Saudi Arabia will not ban Research In Motion's (RIMM) BlackBerry -- for now. The Canadian company appears to have agreed to meet security requirements demanded by the Saudi government, although it is not yet clear what those requirements are. The kingdom is seeking access to BlackBerry communications so that it can monitor potentially illegal activities.
News of the truce came from the U.S. State Department, according to Bloomberg. "There are reports of an agreement between RIM and Saudi Arabia," State Department spokesman Philip J. Crowley told reporters in Washington yesterday. He said department officials will meet with company executives later in the day. "We'll ask if it's true, for particulars on how it was reached. We'll see if we can't be of assistance."

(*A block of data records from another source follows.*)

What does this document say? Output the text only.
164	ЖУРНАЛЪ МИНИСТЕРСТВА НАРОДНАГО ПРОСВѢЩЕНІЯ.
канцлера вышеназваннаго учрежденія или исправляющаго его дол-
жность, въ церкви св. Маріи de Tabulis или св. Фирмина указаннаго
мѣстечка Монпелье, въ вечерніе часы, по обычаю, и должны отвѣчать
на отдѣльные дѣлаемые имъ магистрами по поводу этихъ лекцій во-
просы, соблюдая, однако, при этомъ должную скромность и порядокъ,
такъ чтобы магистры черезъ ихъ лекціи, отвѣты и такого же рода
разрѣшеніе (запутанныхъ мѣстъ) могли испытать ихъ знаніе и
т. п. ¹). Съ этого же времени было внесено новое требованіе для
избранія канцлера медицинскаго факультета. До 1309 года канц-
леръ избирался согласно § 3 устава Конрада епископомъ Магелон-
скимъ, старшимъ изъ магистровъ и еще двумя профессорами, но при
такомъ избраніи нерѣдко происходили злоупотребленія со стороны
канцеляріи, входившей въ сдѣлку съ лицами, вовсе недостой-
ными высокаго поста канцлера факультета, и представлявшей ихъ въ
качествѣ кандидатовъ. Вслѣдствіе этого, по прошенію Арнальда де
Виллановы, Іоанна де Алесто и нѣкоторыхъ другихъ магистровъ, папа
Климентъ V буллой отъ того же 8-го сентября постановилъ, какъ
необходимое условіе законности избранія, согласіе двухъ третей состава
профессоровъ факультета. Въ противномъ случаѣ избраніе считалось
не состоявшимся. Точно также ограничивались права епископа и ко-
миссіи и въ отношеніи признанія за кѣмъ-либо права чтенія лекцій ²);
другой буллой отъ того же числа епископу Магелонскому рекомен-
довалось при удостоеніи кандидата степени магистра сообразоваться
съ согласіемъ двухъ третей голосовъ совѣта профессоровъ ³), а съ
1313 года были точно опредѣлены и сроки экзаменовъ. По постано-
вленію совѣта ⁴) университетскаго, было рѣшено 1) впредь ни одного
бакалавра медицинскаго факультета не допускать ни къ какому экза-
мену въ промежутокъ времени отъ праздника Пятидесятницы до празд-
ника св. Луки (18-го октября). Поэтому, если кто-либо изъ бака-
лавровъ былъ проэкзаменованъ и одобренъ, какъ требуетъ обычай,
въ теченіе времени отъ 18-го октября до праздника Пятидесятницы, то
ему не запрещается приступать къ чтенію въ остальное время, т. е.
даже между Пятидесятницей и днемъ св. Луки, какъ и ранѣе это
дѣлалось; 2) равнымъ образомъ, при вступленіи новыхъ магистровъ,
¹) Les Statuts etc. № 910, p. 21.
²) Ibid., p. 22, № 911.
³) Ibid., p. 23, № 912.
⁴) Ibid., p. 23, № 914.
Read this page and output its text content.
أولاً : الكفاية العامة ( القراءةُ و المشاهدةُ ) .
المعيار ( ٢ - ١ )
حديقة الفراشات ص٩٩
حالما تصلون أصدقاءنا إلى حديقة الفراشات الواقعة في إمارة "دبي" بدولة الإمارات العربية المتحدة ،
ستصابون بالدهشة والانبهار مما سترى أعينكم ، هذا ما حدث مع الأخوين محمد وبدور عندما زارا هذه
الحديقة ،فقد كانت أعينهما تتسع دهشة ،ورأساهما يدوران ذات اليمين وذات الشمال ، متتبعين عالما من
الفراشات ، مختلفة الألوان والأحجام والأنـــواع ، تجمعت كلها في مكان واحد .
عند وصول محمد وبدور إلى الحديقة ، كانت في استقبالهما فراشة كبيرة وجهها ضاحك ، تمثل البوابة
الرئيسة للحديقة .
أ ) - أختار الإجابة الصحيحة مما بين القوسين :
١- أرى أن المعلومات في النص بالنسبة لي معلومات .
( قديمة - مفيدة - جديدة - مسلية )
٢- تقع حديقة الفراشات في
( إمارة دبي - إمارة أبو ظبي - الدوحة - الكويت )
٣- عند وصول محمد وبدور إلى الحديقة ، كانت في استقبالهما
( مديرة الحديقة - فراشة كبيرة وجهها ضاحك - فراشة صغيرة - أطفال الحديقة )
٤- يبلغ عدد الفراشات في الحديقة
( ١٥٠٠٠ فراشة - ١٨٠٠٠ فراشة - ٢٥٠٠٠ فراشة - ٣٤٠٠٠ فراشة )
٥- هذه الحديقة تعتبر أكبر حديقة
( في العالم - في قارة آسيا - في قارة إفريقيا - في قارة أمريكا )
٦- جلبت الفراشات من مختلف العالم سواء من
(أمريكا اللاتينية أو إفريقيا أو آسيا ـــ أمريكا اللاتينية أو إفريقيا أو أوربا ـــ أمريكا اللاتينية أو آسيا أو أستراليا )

RIM has several options that would allow Saudi authorities to monitor BlackBerry instant messages. The company could set up servers inside the kingdom to make it easier for authorities to track communications. It could also give the Saudis tools to monitor conversations and data originating in BlackBerry servers in Canada.
Some BlackBerry customers in the Middle East kingdom may object to the breach of privacy. It remains to be seen if such measures will decrease the number of subscribers in the country. The actions by RIM will certainly raise concerns about threats to freedom of speech.
Other nations, like the United Arab Emirates, which also want to monitor BlackBerry user data, are no doubt closely watching how this unfolds.